Przez zdecydowaną większość dystansu na prowadzeniu znajdował się Francuz Yohann Diniz. Wicemistrz świata z roku 2007 dopiero po pokonaniu 30 kilometra zaczął opadać z sił. Wyprzedził go Kanadyjczyk Evan Dunfee, ale on również nie wytrzymał morderczego tempa.
Na dziesięć kilometrów przed metą na prowadzeniu znalazł się obrońca tytułu Jared Tallent. Australijczyk miał niewielką przewagę nad czołówką, ale następne pięć kilometrów należało do niego i wydawało się że złoty medal ponownie trafi do Tallenta. Niesamowity pościg rozpoczął jednak Matej Toth.
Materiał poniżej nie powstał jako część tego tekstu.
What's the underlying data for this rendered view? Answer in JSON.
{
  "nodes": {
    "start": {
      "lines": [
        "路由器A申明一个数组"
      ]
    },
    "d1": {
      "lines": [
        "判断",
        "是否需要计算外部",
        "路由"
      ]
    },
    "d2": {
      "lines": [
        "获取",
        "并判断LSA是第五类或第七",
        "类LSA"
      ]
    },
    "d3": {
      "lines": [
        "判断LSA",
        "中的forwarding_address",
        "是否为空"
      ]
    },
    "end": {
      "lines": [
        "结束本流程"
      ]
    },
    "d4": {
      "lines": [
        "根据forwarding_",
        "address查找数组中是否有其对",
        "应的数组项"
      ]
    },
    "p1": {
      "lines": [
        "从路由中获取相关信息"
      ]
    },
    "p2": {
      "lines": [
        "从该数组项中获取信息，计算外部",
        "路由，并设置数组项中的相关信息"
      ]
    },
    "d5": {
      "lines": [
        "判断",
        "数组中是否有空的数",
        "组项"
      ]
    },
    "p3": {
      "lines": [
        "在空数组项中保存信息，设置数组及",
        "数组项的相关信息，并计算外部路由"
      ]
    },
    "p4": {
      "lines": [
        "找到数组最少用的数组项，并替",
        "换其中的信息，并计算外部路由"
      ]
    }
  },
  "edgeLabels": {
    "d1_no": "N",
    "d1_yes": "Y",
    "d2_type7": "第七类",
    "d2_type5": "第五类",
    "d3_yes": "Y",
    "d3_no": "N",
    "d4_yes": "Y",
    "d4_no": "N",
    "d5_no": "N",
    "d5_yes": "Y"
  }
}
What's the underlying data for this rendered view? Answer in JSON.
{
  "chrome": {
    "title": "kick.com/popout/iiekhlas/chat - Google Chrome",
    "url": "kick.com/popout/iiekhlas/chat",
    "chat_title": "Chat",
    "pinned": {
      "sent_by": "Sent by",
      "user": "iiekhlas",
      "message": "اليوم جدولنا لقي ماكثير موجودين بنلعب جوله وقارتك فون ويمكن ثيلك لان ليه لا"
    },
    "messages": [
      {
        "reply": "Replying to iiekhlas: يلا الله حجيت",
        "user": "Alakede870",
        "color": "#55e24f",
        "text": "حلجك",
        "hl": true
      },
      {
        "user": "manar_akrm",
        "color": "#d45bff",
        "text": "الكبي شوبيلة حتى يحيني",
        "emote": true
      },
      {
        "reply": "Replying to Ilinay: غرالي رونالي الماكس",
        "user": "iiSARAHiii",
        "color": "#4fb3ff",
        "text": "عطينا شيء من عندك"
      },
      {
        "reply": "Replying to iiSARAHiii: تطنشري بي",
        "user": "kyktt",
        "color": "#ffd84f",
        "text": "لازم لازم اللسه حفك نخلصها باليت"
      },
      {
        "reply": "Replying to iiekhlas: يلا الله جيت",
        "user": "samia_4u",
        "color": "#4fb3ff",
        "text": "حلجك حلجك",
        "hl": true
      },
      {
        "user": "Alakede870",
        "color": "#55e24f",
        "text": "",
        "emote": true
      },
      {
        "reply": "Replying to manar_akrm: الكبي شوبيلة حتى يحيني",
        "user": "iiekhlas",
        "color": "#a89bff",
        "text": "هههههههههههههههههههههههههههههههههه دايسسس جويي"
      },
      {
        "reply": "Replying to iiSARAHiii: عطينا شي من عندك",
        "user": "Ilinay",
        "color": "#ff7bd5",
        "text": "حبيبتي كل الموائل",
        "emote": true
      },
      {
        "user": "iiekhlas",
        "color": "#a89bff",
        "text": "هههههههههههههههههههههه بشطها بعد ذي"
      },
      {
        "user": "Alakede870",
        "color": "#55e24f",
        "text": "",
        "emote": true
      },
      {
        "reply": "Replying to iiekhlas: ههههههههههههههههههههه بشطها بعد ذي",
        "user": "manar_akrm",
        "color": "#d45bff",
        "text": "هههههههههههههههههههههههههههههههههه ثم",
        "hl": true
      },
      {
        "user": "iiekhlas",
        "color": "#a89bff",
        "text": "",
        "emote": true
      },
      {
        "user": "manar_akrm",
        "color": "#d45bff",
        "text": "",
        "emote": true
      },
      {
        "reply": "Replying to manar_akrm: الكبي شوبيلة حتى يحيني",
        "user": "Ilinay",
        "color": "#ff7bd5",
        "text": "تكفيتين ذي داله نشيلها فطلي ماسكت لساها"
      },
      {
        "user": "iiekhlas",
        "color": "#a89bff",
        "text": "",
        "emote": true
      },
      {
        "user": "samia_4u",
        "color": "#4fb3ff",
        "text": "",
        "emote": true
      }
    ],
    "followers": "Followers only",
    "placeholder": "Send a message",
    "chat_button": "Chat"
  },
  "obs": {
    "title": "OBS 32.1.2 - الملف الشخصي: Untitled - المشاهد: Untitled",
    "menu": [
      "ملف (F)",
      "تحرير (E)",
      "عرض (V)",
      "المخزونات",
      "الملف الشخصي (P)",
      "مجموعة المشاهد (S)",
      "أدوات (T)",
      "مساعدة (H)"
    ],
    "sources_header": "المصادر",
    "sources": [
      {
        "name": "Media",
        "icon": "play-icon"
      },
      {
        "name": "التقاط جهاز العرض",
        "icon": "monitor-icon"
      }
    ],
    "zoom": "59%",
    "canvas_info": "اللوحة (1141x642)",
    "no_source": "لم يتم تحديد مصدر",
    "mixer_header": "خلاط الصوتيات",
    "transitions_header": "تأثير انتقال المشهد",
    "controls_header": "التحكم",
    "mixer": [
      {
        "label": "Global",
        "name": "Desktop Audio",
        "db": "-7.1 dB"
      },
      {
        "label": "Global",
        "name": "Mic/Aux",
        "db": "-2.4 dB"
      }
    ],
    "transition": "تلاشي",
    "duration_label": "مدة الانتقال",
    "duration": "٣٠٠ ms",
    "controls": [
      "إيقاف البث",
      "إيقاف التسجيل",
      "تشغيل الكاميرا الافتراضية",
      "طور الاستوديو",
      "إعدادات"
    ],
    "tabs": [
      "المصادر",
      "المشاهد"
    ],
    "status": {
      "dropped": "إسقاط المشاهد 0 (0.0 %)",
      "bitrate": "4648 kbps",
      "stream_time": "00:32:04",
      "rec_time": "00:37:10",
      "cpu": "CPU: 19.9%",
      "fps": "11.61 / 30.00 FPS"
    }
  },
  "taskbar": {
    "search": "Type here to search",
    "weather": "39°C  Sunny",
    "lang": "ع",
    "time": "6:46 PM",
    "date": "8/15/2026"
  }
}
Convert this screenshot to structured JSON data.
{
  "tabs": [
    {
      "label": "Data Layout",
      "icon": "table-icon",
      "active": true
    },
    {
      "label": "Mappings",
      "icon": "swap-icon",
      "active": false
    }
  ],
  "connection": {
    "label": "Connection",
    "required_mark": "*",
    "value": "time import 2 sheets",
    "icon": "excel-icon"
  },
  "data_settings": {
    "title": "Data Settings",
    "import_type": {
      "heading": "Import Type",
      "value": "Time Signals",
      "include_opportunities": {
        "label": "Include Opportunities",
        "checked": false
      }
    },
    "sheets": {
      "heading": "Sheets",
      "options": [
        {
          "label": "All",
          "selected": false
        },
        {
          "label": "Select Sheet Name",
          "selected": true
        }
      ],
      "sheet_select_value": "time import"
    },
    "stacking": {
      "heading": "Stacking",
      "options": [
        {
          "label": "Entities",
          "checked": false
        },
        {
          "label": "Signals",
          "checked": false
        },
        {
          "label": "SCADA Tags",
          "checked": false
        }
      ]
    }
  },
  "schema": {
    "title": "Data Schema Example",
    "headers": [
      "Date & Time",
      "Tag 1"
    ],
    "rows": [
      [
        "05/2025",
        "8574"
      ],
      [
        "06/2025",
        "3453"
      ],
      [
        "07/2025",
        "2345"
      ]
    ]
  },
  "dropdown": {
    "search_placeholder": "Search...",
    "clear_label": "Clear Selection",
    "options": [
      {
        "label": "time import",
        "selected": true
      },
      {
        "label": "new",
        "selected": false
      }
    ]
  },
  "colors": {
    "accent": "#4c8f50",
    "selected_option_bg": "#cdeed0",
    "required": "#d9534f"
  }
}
Słowak, który tracił 22 sekund do Australijczyka, bardzo szybko zredukował tą różnicę, a później z każdym kolejnym metrem oddalał się od Jareda. Ostatecznie Toth mógł pozwolić sobie na bezpieczny finisz, ze słowacką flagą na ramionach.
W gronie niespełna pięćdziesięciu zawodników, którzy ukończyli rywalizacje, znalazła się aż trójka biało-czerwonych. Oprócz wspomnianego prędzej Błockiego, na mecie również zameldowali się Rafał Augustyn (22 miejsce, czas 3:55:01) oraz Rafał Fedaczyński (24 miejsce, czas 3:55:51).